A Holanda não é um modelo, ninguém repetiu a experiencia holandesa. Portugal não é um modelo, ninguém repetiu a experiencia portuguesa. Espanha não é um modelo, ninguém repetiu a proposta dos clubes canábicos da forma como se desenvolveram lá. Nós estudamos todas essas propostas, levamos em conta aspectos de todas elas, mas não copiamos inteiramente nenhuma. Não cremos em modelos. As políticas de drogas de modelo único, impulsionadas por convenções e reforçada pela iniciativa de guerra às drogas, levada à frente por Richard Nixon fracassou estrondosamente, porque levaram a resultados inversos aos que se propunham. Advogamos por políticas flexíveis, que deem conta e respeitem as realidades nacionais e a soberanía dos Estados.

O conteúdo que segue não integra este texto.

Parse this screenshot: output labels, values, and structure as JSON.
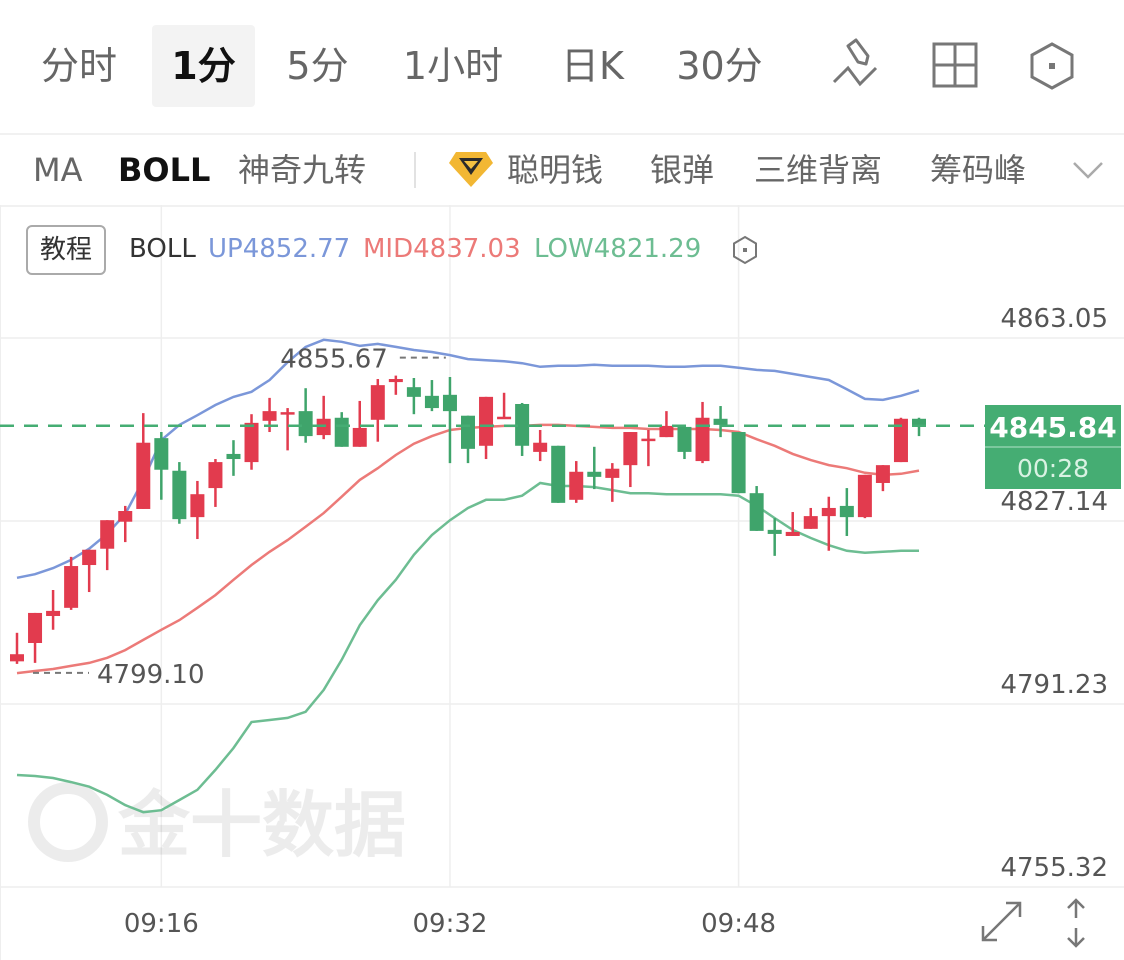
{
  "tabs": [
    {
      "label": "分时",
      "active": false
    },
    {
      "label": "1分",
      "active": true
    },
    {
      "label": "5分",
      "active": false
    },
    {
      "label": "1小时",
      "active": false
    },
    {
      "label": "日K",
      "active": false
    },
    {
      "label": "30分",
      "active": false
    }
  ],
  "toolbar_icons": [
    "draw-tool-icon",
    "layout-grid-icon",
    "settings-hexagon-icon"
  ],
  "indicators": {
    "items": [
      "MA",
      "BOLL",
      "神奇九转",
      "聪明钱",
      "银弹",
      "三维背离",
      "筹码峰"
    ],
    "active": "BOLL",
    "premium_icon": "diamond-badge-icon",
    "more_icon": "chevron-down-icon"
  },
  "legend": {
    "tutorial_label": "教程",
    "name": "BOLL",
    "up": "UP4852.77",
    "mid": "MID4837.03",
    "low": "LOW4821.29"
  },
  "colors": {
    "up_candle": "#e23b4e",
    "down_candle": "#3fa46b",
    "boll_up": "#7b97d9",
    "boll_mid": "#ec7a78",
    "boll_low": "#6dbd92",
    "last_price_bg": "#45ad73"
  },
  "last_price": {
    "value": "4845.84",
    "countdown": "00:28"
  },
  "watermark": "金十数据",
  "bottom_icons": [
    "expand-icon",
    "vertical-scale-icon"
  ],
  "chart_data": {
    "type": "candlestick",
    "interval": "1分",
    "y_ticks": [
      "4863.05",
      "4827.14",
      "4791.23",
      "4755.32"
    ],
    "ylim": [
      4755.32,
      4863.05
    ],
    "x_ticks": [
      "09:16",
      "09:32",
      "09:48"
    ],
    "grid": true,
    "max_label": "4855.67",
    "min_label": "4799.10",
    "current_price": 4845.84,
    "x": [
      "09:08",
      "09:09",
      "09:10",
      "09:11",
      "09:12",
      "09:13",
      "09:14",
      "09:15",
      "09:16",
      "09:17",
      "09:18",
      "09:19",
      "09:20",
      "09:21",
      "09:22",
      "09:23",
      "09:24",
      "09:25",
      "09:26",
      "09:27",
      "09:28",
      "09:29",
      "09:30",
      "09:31",
      "09:32",
      "09:33",
      "09:34",
      "09:35",
      "09:36",
      "09:37",
      "09:38",
      "09:39",
      "09:40",
      "09:41",
      "09:42",
      "09:43",
      "09:44",
      "09:45",
      "09:46",
      "09:47",
      "09:48",
      "09:49",
      "09:50",
      "09:51",
      "09:52",
      "09:53",
      "09:54",
      "09:55",
      "09:56",
      "09:57",
      "09:58"
    ],
    "ohlc": [
      [
        4799.6,
        4805.2,
        4799.1,
        4801.0
      ],
      [
        4803.2,
        4809.1,
        4799.3,
        4809.1
      ],
      [
        4808.5,
        4813.6,
        4805.8,
        4809.5
      ],
      [
        4810.1,
        4820.1,
        4809.7,
        4818.3
      ],
      [
        4818.5,
        4821.5,
        4813.2,
        4821.5
      ],
      [
        4821.7,
        4827.3,
        4817.5,
        4827.3
      ],
      [
        4827.0,
        4830.1,
        4823.0,
        4829.1
      ],
      [
        4829.5,
        4848.3,
        4829.5,
        4842.5
      ],
      [
        4843.4,
        4844.6,
        4831.3,
        4837.2
      ],
      [
        4837.0,
        4838.7,
        4826.6,
        4827.5
      ],
      [
        4827.9,
        4835.0,
        4823.6,
        4832.4
      ],
      [
        4833.6,
        4839.3,
        4829.9,
        4838.7
      ],
      [
        4840.3,
        4843.0,
        4836.0,
        4839.3
      ],
      [
        4838.7,
        4848.1,
        4837.2,
        4846.4
      ],
      [
        4846.8,
        4851.3,
        4844.6,
        4848.7
      ],
      [
        4848.3,
        4849.3,
        4841.0,
        4848.5
      ],
      [
        4848.7,
        4853.2,
        4842.5,
        4843.8
      ],
      [
        4844.0,
        4851.7,
        4843.2,
        4847.2
      ],
      [
        4847.4,
        4848.5,
        4841.7,
        4841.7
      ],
      [
        4841.7,
        4850.7,
        4841.7,
        4845.4
      ],
      [
        4847.0,
        4855.0,
        4842.7,
        4853.8
      ],
      [
        4854.4,
        4855.67,
        4851.9,
        4855.0
      ],
      [
        4853.4,
        4855.2,
        4848.1,
        4851.5
      ],
      [
        4851.7,
        4854.8,
        4848.7,
        4849.3
      ],
      [
        4851.9,
        4855.4,
        4838.5,
        4848.7
      ],
      [
        4847.8,
        4847.8,
        4838.5,
        4841.3
      ],
      [
        4841.9,
        4851.5,
        4839.3,
        4851.5
      ],
      [
        4847.4,
        4852.3,
        4847.4,
        4847.6
      ],
      [
        4850.1,
        4850.3,
        4839.9,
        4841.9
      ],
      [
        4840.7,
        4845.0,
        4838.9,
        4842.5
      ],
      [
        4841.9,
        4841.9,
        4830.7,
        4830.7
      ],
      [
        4831.3,
        4838.9,
        4830.7,
        4836.8
      ],
      [
        4836.8,
        4841.7,
        4833.4,
        4835.8
      ],
      [
        4835.6,
        4838.5,
        4830.9,
        4837.4
      ],
      [
        4838.1,
        4844.6,
        4833.8,
        4844.6
      ],
      [
        4843.0,
        4845.0,
        4837.9,
        4843.3
      ],
      [
        4843.6,
        4848.7,
        4843.6,
        4845.8
      ],
      [
        4845.6,
        4845.8,
        4839.3,
        4840.7
      ],
      [
        4838.9,
        4850.5,
        4838.5,
        4847.4
      ],
      [
        4847.2,
        4849.7,
        4843.6,
        4846.0
      ],
      [
        4844.6,
        4844.6,
        4832.6,
        4832.6
      ],
      [
        4832.6,
        4834.0,
        4825.2,
        4825.2
      ],
      [
        4825.4,
        4827.7,
        4820.3,
        4824.6
      ],
      [
        4824.2,
        4828.9,
        4824.2,
        4825.0
      ],
      [
        4825.6,
        4829.7,
        4825.6,
        4828.1
      ],
      [
        4828.1,
        4831.9,
        4821.3,
        4829.7
      ],
      [
        4830.1,
        4833.6,
        4824.2,
        4827.9
      ],
      [
        4827.9,
        4836.2,
        4827.7,
        4836.2
      ],
      [
        4834.6,
        4838.1,
        4833.0,
        4838.1
      ],
      [
        4838.7,
        4847.4,
        4838.7,
        4847.2
      ],
      [
        4847.2,
        4847.4,
        4843.8,
        4845.84
      ]
    ],
    "boll_up": [
      4816.0,
      4816.7,
      4817.9,
      4819.5,
      4821.7,
      4824.6,
      4828.5,
      4835.2,
      4843.0,
      4846.0,
      4847.9,
      4849.9,
      4851.5,
      4852.5,
      4854.8,
      4858.3,
      4861.3,
      4862.7,
      4862.3,
      4861.5,
      4861.9,
      4861.3,
      4860.7,
      4860.3,
      4859.7,
      4858.9,
      4858.7,
      4858.5,
      4858.1,
      4857.4,
      4857.6,
      4857.6,
      4857.8,
      4857.6,
      4857.6,
      4857.6,
      4857.4,
      4857.4,
      4857.6,
      4857.6,
      4857.2,
      4856.8,
      4856.6,
      4856.0,
      4855.4,
      4854.8,
      4853.0,
      4851.1,
      4850.9,
      4851.7,
      4852.77
    ],
    "boll_mid": [
      4797.3,
      4797.7,
      4798.1,
      4798.7,
      4799.3,
      4800.3,
      4801.8,
      4803.8,
      4805.8,
      4807.7,
      4810.1,
      4812.6,
      4815.6,
      4818.5,
      4821.1,
      4823.4,
      4826.0,
      4828.7,
      4831.9,
      4835.2,
      4837.5,
      4840.1,
      4842.3,
      4843.8,
      4845.0,
      4845.4,
      4845.6,
      4845.8,
      4845.8,
      4846.0,
      4846.0,
      4845.8,
      4845.6,
      4845.4,
      4845.4,
      4845.2,
      4845.2,
      4845.2,
      4845.2,
      4845.0,
      4844.6,
      4843.2,
      4841.9,
      4840.3,
      4839.1,
      4838.1,
      4837.5,
      4836.6,
      4836.2,
      4836.4,
      4837.03
    ],
    "boll_low": [
      4777.3,
      4777.1,
      4776.7,
      4775.9,
      4775.0,
      4773.4,
      4771.4,
      4770.0,
      4770.4,
      4772.4,
      4774.4,
      4778.3,
      4782.6,
      4787.7,
      4788.1,
      4788.5,
      4789.7,
      4794.0,
      4799.9,
      4806.7,
      4811.6,
      4815.6,
      4820.5,
      4824.4,
      4827.3,
      4829.7,
      4831.3,
      4831.3,
      4832.1,
      4834.6,
      4834.0,
      4834.0,
      4833.8,
      4833.2,
      4832.6,
      4832.6,
      4832.4,
      4832.4,
      4832.4,
      4832.4,
      4832.1,
      4830.1,
      4827.7,
      4825.4,
      4823.8,
      4822.4,
      4821.3,
      4820.9,
      4821.1,
      4821.3,
      4821.29
    ]
  }
}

Junto a outros países da América Latina, primeiro, e da Europa e África, depois, impulsionamos a flexibilização da interpretação das Convenções das Nações Unidas sobre Drogas e reafirmamos que essas interpretações devem se dar da perspectiva dos direitos humanos. Estamos nos mobilizando regional e globalmente para que a Ungass [sigla de United Nations General Assembly Special Session ou Sessão Especial da Assembleia Geral das Nações Unidas] sobre drogas, em 2016, seja um fórum de debates real, honesto, sem prejuízos ou temas proibidos. O século 21 iluminará outras políticas de drogas, que são não só necessárias como também possíveis.